KLM, a Dutch airline, has filed an appeal against a ruling allowing a price rise at Amsterdam Schiphol Airport (AMS).
Over the three years from 2022 to 2024, the airport operator has chosen to raise its rates by 9%, 12%, and 12%, respectively, for a total increase of 37%.
On November 25, 2021, KLM filed a complaint with the Dutch Authority for Consumers and Markets (ACM) over the airport’s decision. The ACM, however, rejected KLM and subsidiary airlines KLM Cityhopper, Transavia, Martinair, and Air France’s complaint on March 24, 2022.

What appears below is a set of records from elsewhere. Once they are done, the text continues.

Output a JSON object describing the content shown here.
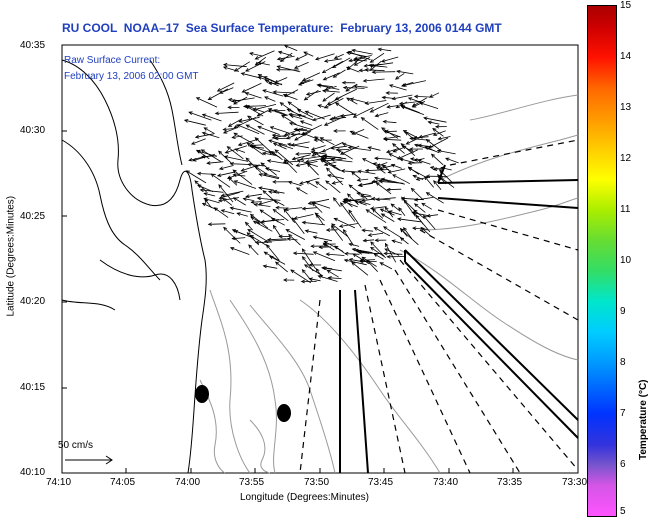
{
  "title": "RU COOL  NOAA–17  Sea Surface Temperature:  February 13, 2006 0144 GMT",
  "annotation": {
    "line1": "Raw Surface Current:",
    "line2": "February 13, 2006 02:00 GMT"
  },
  "axes": {
    "xlabel": "Longitude (Degrees:Minutes)",
    "ylabel": "Latitude (Degrees:Minutes)",
    "x_ticks": [
      "74:10",
      "74:05",
      "74:00",
      "73:55",
      "73:50",
      "73:45",
      "73:40",
      "73:35",
      "73:30"
    ],
    "y_ticks": [
      "40:35",
      "40:30",
      "40:25",
      "40:20",
      "40:15",
      "40:10"
    ]
  },
  "scale": {
    "label": "50 cm/s"
  },
  "colorbar": {
    "label": "Temperature (°C)",
    "ticks": [
      "15",
      "14",
      "13",
      "12",
      "11",
      "10",
      "9",
      "8",
      "7",
      "6",
      "5"
    ],
    "colors": {
      "high": "#aa0000",
      "mid": "#00e6cc",
      "low": "#ff55ff"
    }
  },
  "map": {
    "land_color": "#ffffff",
    "coastline_color": "#000000",
    "bathymetry_color": "#999999",
    "vector_color": "#000000",
    "stations": 2
  }
}
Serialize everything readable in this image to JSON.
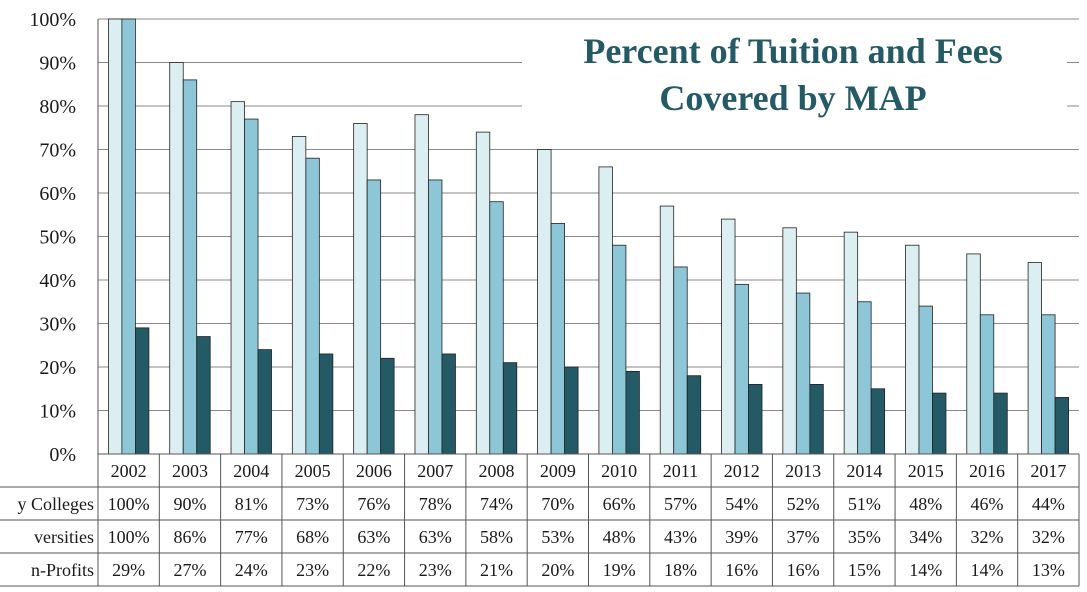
{
  "chart_data": {
    "type": "bar",
    "title_lines": [
      "Percent of Tuition and Fees",
      "Covered by MAP"
    ],
    "categories": [
      "2002",
      "2003",
      "2004",
      "2005",
      "2006",
      "2007",
      "2008",
      "2009",
      "2010",
      "2011",
      "2012",
      "2013",
      "2014",
      "2015",
      "2016",
      "2017"
    ],
    "ylim": [
      0,
      100
    ],
    "y_ticks": [
      "0%",
      "10%",
      "20%",
      "30%",
      "40%",
      "50%",
      "60%",
      "70%",
      "80%",
      "90%",
      "100%"
    ],
    "grid": true,
    "legend": "data-table",
    "series": [
      {
        "name": "y Colleges",
        "color": "#dbeef2",
        "values": [
          100,
          90,
          81,
          73,
          76,
          78,
          74,
          70,
          66,
          57,
          54,
          52,
          51,
          48,
          46,
          44
        ],
        "labels": [
          "100%",
          "90%",
          "81%",
          "73%",
          "76%",
          "78%",
          "74%",
          "70%",
          "66%",
          "57%",
          "54%",
          "52%",
          "51%",
          "48%",
          "46%",
          "44%"
        ]
      },
      {
        "name": "versities",
        "color": "#8dc6d6",
        "values": [
          100,
          86,
          77,
          68,
          63,
          63,
          58,
          53,
          48,
          43,
          39,
          37,
          35,
          34,
          32,
          32
        ],
        "labels": [
          "100%",
          "86%",
          "77%",
          "68%",
          "63%",
          "63%",
          "58%",
          "53%",
          "48%",
          "43%",
          "39%",
          "37%",
          "35%",
          "34%",
          "32%",
          "32%"
        ]
      },
      {
        "name": "n-Profits",
        "color": "#245a66",
        "values": [
          29,
          27,
          24,
          23,
          22,
          23,
          21,
          20,
          19,
          18,
          16,
          16,
          15,
          14,
          14,
          13
        ],
        "labels": [
          "29%",
          "27%",
          "24%",
          "23%",
          "22%",
          "23%",
          "21%",
          "20%",
          "19%",
          "18%",
          "16%",
          "16%",
          "15%",
          "14%",
          "14%",
          "13%"
        ]
      }
    ]
  }
}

“KLM is extremely disappointed that the ACM has chosen to disregard almost all of the airlines’ objections and has missed an opportunity to further supplement the reasonableness of the Aviation Act, which could have resulted in a proportionate distribution of the pain of the COVID crisis,” the airline said in a statement on April 21, 2022.

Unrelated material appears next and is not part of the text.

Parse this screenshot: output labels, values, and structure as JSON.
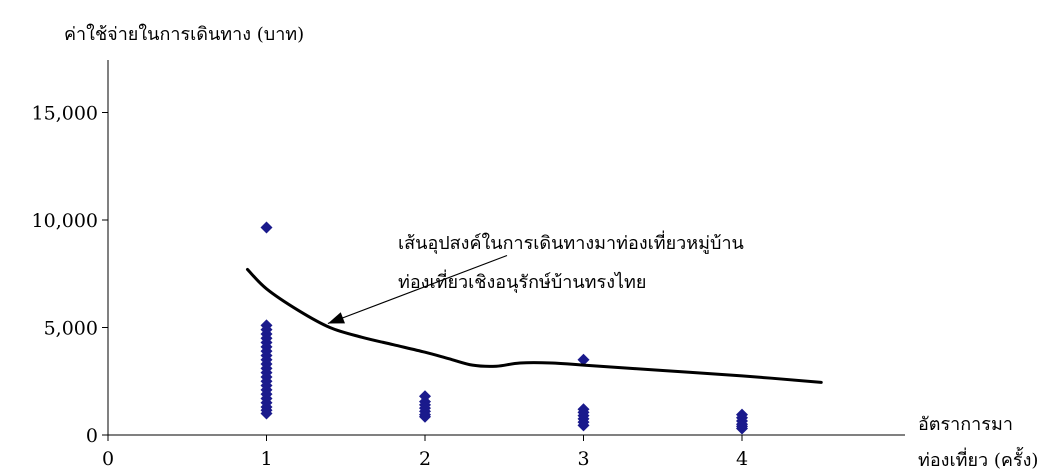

The airport’s “high prices,” according to KLM, shift the commercial risks that arose during the COVID-19 pandemic period to airlines.
“There is no alternative airport infrastructure of this scale in the Netherlands. Airlines are therefore forced to purchase their services from Schiphol,” KLM said, describing Schiphol as a monopolist.
As a result, the airline stated it will appeal the ACM decision to the Dutch Trade and Industry Appeals Tribunal (CBb).